5 Place Camille Jullian, Bordeaux
Tarif : 7 euros ou ticket d’abonnement Utopia

LE DÉMON DES ARMES

Gun Crazy
Joseph H. Lewis
USA / 1950 / couleur / 1h27 / VOSTF restaurée

Avec Peggy Cummins, John Dall, Berry Krœger, Morris Carnovsky…

Projection numérique

Depuis son plus jeune âge, Bart Tare éprouve une passion pour les armes à feu. Adolescent, loin d’être un criminel en puissance, il a commis un larcin qui l’a conduit en maison de redressement, avant de servir dans l’armée. De retour dans sa petite ville natale, lors d’une fête foraine, il rencontre Anne Laurie Starr, vedette d’une attraction et virtuose de la gâchette, tout comme lui. Coup de foudre. Ils s’associent un temps sous le chapiteau, avant de quitter le cirque et son directeur jaloux, et se marient. En quête d’argent et d’une vie facile, les amants décident d’exploiter leurs talents de tireurs et commettent une série de braquages de plus en plus audacieux à travers le pays.

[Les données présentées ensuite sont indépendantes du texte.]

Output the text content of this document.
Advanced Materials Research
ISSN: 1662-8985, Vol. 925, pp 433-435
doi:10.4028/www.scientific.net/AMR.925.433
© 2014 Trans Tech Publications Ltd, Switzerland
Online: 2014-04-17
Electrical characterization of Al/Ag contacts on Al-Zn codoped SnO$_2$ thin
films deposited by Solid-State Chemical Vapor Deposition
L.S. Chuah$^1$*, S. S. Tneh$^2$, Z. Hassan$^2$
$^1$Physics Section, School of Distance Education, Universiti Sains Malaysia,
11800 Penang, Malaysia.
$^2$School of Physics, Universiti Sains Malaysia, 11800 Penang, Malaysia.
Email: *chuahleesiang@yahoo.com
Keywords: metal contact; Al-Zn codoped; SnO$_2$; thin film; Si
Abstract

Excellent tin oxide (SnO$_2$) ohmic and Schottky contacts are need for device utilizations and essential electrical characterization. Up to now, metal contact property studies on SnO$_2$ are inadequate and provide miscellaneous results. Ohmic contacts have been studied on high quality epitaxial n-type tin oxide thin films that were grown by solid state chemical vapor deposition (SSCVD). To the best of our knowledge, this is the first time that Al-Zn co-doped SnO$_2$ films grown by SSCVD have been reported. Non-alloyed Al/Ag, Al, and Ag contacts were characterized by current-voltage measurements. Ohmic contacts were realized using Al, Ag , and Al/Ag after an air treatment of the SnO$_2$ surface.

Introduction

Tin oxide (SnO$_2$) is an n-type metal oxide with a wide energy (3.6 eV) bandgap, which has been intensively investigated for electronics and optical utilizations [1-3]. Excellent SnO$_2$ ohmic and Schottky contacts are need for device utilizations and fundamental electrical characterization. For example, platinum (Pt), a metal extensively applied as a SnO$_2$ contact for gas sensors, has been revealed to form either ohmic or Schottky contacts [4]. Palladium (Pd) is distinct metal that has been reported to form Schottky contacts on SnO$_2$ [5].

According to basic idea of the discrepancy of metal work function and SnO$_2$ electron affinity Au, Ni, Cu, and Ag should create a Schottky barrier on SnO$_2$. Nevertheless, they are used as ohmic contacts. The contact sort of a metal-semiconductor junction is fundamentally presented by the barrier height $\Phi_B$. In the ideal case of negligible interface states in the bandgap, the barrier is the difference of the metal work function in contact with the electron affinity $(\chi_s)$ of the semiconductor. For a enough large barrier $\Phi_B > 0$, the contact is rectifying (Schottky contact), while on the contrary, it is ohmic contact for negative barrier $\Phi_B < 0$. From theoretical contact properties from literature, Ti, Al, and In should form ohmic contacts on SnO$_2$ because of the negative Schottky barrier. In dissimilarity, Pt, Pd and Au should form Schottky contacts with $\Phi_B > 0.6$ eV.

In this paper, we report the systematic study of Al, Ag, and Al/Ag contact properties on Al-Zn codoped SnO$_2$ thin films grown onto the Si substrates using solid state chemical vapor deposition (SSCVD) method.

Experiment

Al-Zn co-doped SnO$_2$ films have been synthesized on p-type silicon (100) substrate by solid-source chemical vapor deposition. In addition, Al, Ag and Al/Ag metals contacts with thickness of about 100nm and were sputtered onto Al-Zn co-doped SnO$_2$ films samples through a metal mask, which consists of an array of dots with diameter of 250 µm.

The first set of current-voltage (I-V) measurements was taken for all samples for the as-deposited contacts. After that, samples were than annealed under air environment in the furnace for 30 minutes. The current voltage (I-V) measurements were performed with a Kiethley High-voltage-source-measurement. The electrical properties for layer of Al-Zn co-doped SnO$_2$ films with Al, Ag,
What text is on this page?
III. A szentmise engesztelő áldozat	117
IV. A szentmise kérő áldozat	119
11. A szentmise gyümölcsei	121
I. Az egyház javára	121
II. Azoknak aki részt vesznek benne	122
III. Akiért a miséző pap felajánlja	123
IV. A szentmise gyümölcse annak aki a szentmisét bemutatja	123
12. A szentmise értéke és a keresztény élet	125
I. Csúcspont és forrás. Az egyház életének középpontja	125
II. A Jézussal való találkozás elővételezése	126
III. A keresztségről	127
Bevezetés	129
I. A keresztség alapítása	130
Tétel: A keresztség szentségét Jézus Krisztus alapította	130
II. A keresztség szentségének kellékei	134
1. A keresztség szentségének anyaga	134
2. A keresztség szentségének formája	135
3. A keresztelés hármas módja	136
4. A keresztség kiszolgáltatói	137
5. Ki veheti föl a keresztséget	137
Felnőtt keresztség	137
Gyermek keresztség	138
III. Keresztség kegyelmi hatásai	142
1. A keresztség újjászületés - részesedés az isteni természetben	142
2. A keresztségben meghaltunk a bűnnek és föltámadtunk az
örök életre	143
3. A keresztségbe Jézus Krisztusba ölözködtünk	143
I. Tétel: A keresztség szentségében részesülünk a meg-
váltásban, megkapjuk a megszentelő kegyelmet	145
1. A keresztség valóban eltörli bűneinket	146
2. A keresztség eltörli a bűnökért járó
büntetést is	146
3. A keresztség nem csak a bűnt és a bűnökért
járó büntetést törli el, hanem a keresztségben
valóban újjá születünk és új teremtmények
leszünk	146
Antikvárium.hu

Une image emblématique, devenue iconique, surgit à l’évocation de GUN CRAZY, titre sous lequel le film est le plus connu. Le couple, en impers et lunettes noires, se précipite dans la rue après un hold-up. L’homme agrippe sa compagne pour l’empêcher de tirer, frénétique, sur les passants. Elle, c’est Peggy Cummins, actrice d’origine irlandaise dont la garde-robe inspirera Faye Dunaway dans BONNIE & CLYDE d’Arthur Penn, et qui campe ici une femme sensuelle et ardente. Déterminée à rendre les coups qu’elle a reçu dans la vie et d’accéder au bien-être matériel en se servant de ces armes dont la société fait l’apologie, son masque de vulnérabilité se craquelle rapidement pour laisser exploser ses tendances homicides.
Lui, c’est John Dall, révélé en tueur ambigu dans LA CORDE d’Hitchcock, incarnant ici un homme au tempérament jovial et tiraillé par le sentiment de culpabilité, que la passion charnelle et l’amour fétichiste des flingues entrainent dans une spirale de violence. Traqués par la police, malgré leur antagonisme, les amants sont impuissants à se séparer, voués à mêler leur destin, irrémédiablement.

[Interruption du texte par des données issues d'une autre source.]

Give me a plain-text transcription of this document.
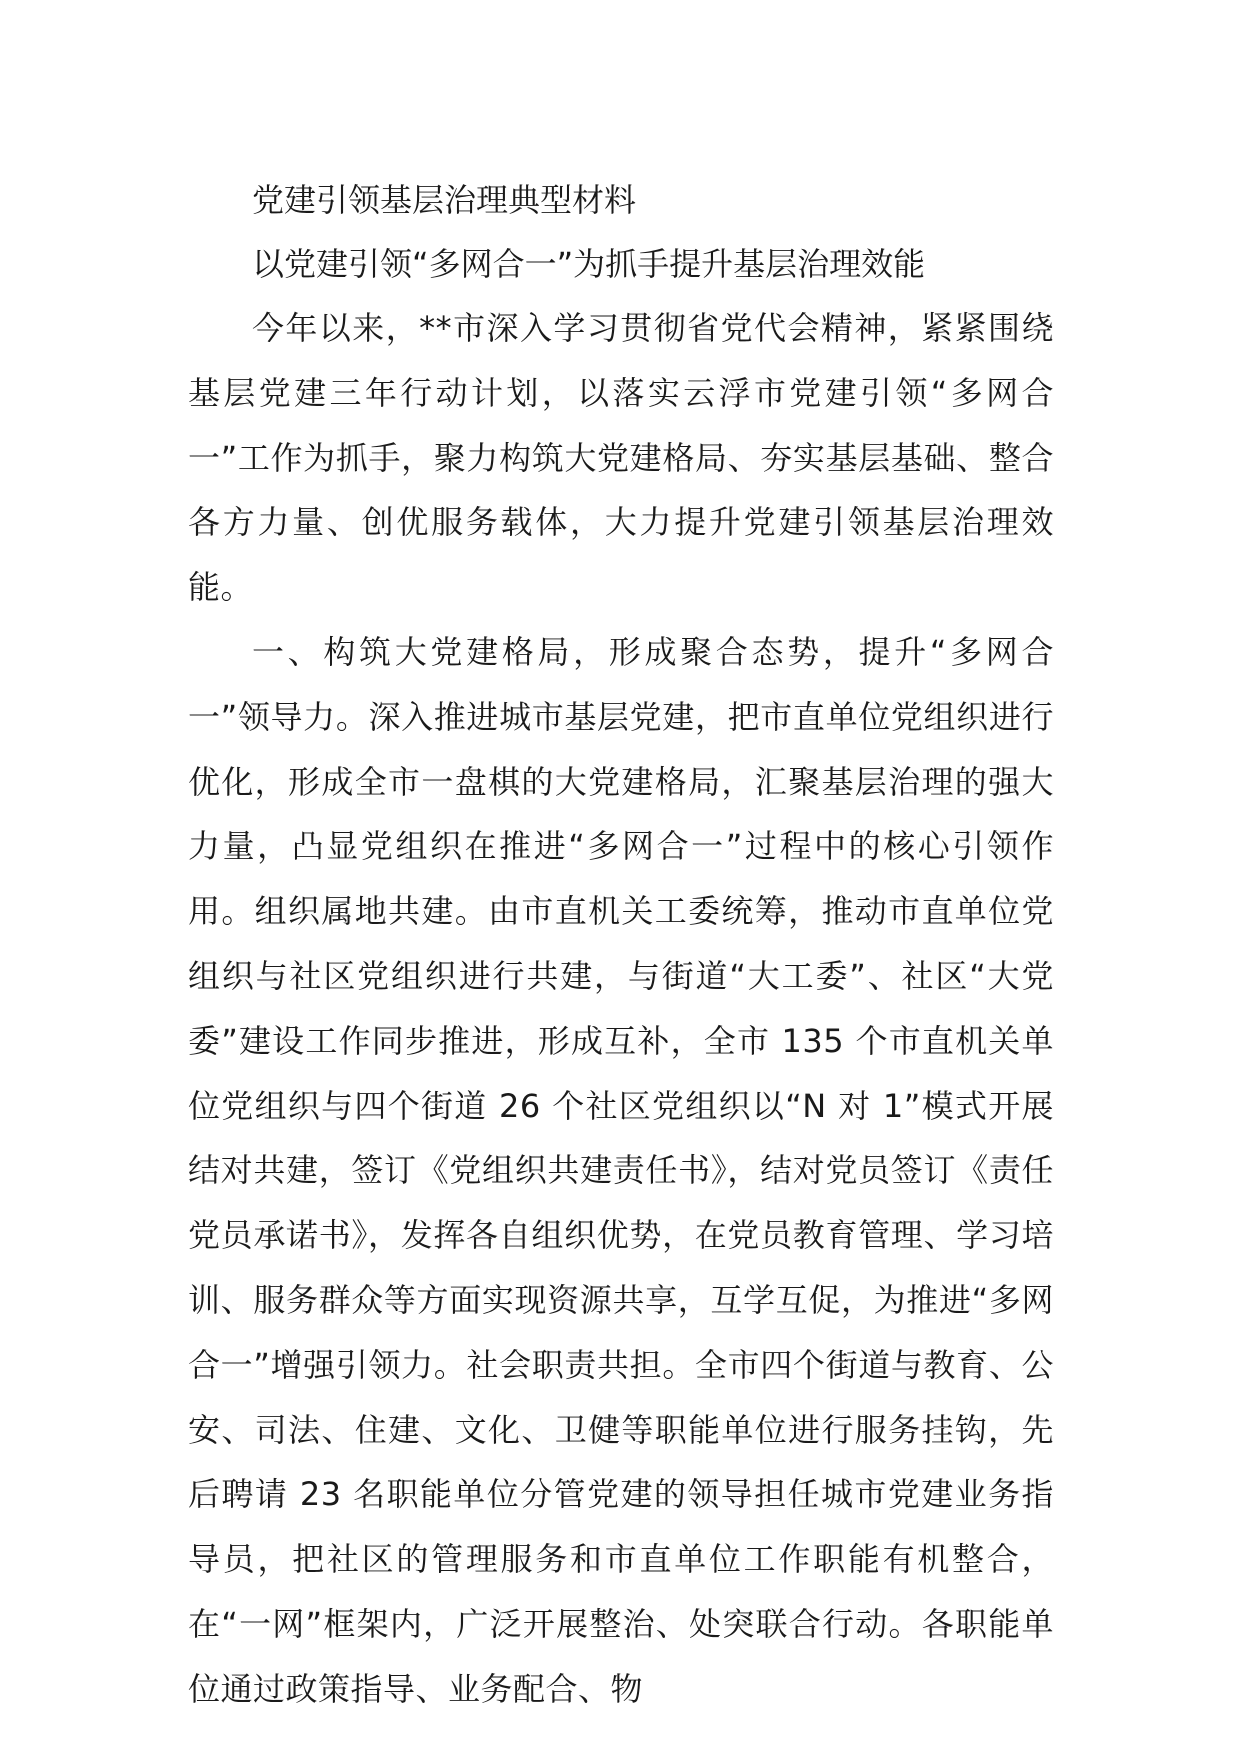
党建引领基层治理典型材料
以党建引领“多网合一”为抓手提升基层治理效能

今年以来，**市深入学习贯彻省党代会精神，紧紧围绕基层党建三年行动计划，以落实云浮市党建引领“多网合一”工作为抓手，聚力构筑大党建格局、夯实基层基础、整合各方力量、创优服务载体，大力提升党建引领基层治理效能。

一、构筑大党建格局，形成聚合态势，提升“多网合一”领导力。深入推进城市基层党建，把市直单位党组织进行优化，形成全市一盘棋的大党建格局，汇聚基层治理的强大力量，凸显党组织在推进“多网合一”过程中的核心引领作用。组织属地共建。由市直机关工委统筹，推动市直单位党组织与社区党组织进行共建，与街道“大工委”、社区“大党委”建设工作同步推进，形成互补，全市 135 个市直机关单位党组织与四个街道 26 个社区党组织以“N 对 1”模式开展结对共建，签订《党组织共建责任书》，结对党员签订《责任党员承诺书》，发挥各自组织优势，在党员教育管理、学习培训、服务群众等方面实现资源共享，互学互促，为推进“多网合一”增强引领力。社会职责共担。全市四个街道与教育、公安、司法、住建、文化、卫健等职能单位进行服务挂钩，先后聘请 23 名职能单位分管党建的领导担任城市党建业务指导员，把社区的管理服务和市直单位工作职能有机整合，在“一网”框架内，广泛开展整治、处突联合行动。各职能单位通过政策指导、业务配合、物
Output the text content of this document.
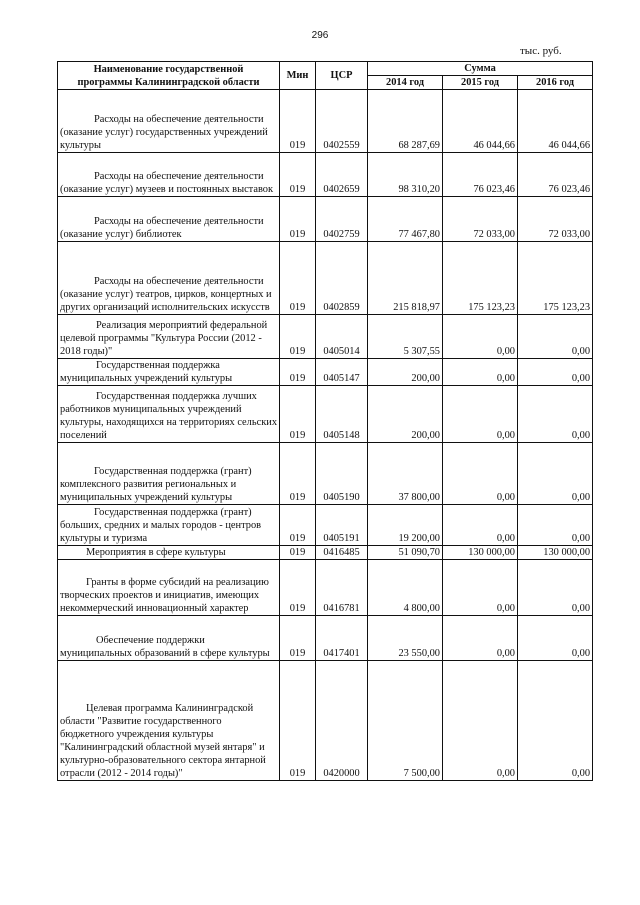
296
тыс. руб.
Наименование государственной
программы Калининградской области	Мин	ЦСР	Сумма		
			2014 год	2015 год	2016 год
Расходы на обеспечение деятельности (оказание услуг) государственных учреждений культуры	019	0402559	68 287,69	46 044,66	46 044,66
Расходы на обеспечение деятельности (оказание услуг) музеев и постоянных выставок	019	0402659	98 310,20	76 023,46	76 023,46
Расходы на обеспечение деятельности (оказание услуг) библиотек	019	0402759	77 467,80	72 033,00	72 033,00
Расходы на обеспечение деятельности (оказание услуг) театров, цирков, концертных и других организаций исполнительских искусств	019	0402859	215 818,97	175 123,23	175 123,23
Реализация мероприятий федеральной целевой программы "Культура России (2012 - 2018 годы)"	019	0405014	5 307,55	0,00	0,00
Государственная поддержка муниципальных учреждений культуры	019	0405147	200,00	0,00	0,00
Государственная поддержка лучших работников муниципальных учреждений культуры, находящихся на территориях сельских поселений	019	0405148	200,00	0,00	0,00
Государственная поддержка (грант) комплексного развития региональных и муниципальных учреждений культуры	019	0405190	37 800,00	0,00	0,00
Государственная поддержка (грант) больших, средних и малых городов - центров культуры и туризма	019	0405191	19 200,00	0,00	0,00
Мероприятия в сфере культуры	019	0416485	51 090,70	130 000,00	130 000,00
Гранты в форме субсидий на реализацию творческих проектов и инициатив, имеющих некоммерческий инновационный характер	019	0416781	4 800,00	0,00	0,00
Обеспечение поддержки муниципальных образований в сфере культуры	019	0417401	23 550,00	0,00	0,00
Целевая программа Калининградской области "Развитие государственного бюджетного учреждения культуры "Калининградский областной музей янтаря" и культурно-образовательного сектора янтарной отрасли (2012 - 2014 годы)"	019	0420000	7 500,00	0,00	0,00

L’année 1950 fut un bon millésime pour le film noir : THE ASPHALT JUNGLE de John Huston, LE VIOLENT de Nicholas Ray, tous deux avec Bogart, PANIQUE DANS LA RUE d’Elia Kazan, HOUSE BY THE RIVER de Fritz Lang ou encore BOULEVARD DU CRÉPUSCULE de Billy Wilder… Face à la concurrence des productions des grands studios, pâtissant d’une distribution confidentielle, GUN CRAZY ne trouva pas son public à l’époque et une seconde exploitation sous le titre de DEADLY IS THE FEMALE ne le sauva pas. Il n’en est pas moins devenu un classique du genre, redécouvert et célébré par une nouvelle génération de critiques et de cinéastes, de Godard, qui en fait la matrice d’À BOUT DE SOUFFLE, au Scorcese de BERTHA BOXCAR.

Produit par les frères King, trois anciens membres de la pègre rangés des machines à sous et reconvertis dans de modestes mais rentables films de gangsters, GUN CRAZY cumule les intuitions de génie. C’est d’abord le scénario d’un romancier extrêmement populaire à l’époque, MacKinlay Kantor, que remanie Dalton Trumbo, célèbre pour son roman JOHNNY S’EN VA-T-EN GUERRE et un des scénaristes les mieux payés d’Hollywood dans les années 40. Mais après-guerre, Trumbo, victime de la purge anti-communiste, figure sur la liste noire des studios et ne peut travailler à visage découvert. Embauché à vil prix par les pragmatiques King Bros, ce dont il leur sera reconnaissant, c’est Millard Kaufman qui lui sert de prête-nom au générique.
Le réalisateur Joseph H. Lewis, un habitué des petits budgets qui a donné ses lettres de noblesse à la série B, excellant particulièrement dans le film noir, est épaulé par le fameux directeur de la photographie Russell Harlan. Le fruit de leur collaboration est un film nuancé d’une grande beauté plastique, visuellement complexe, alternant le réalisme quasi documentaire des scènes d’extérieur au caractère onirique des séquences tournées en décor artificiel. Le long plan-séquence du hold-up de la banque de Montrose, embarquant littéralement le spectateur dans la voiture des deux braqueurs improvisant au gré de la situation, est un moment d’anthologie qui a été abondamment commenté.

De par la frénésie de la mise en scène et le romantisme torride de ses héros maudits, GUN CRAZY est un grand film d’action, et avant tout, un grand film d’amour fou.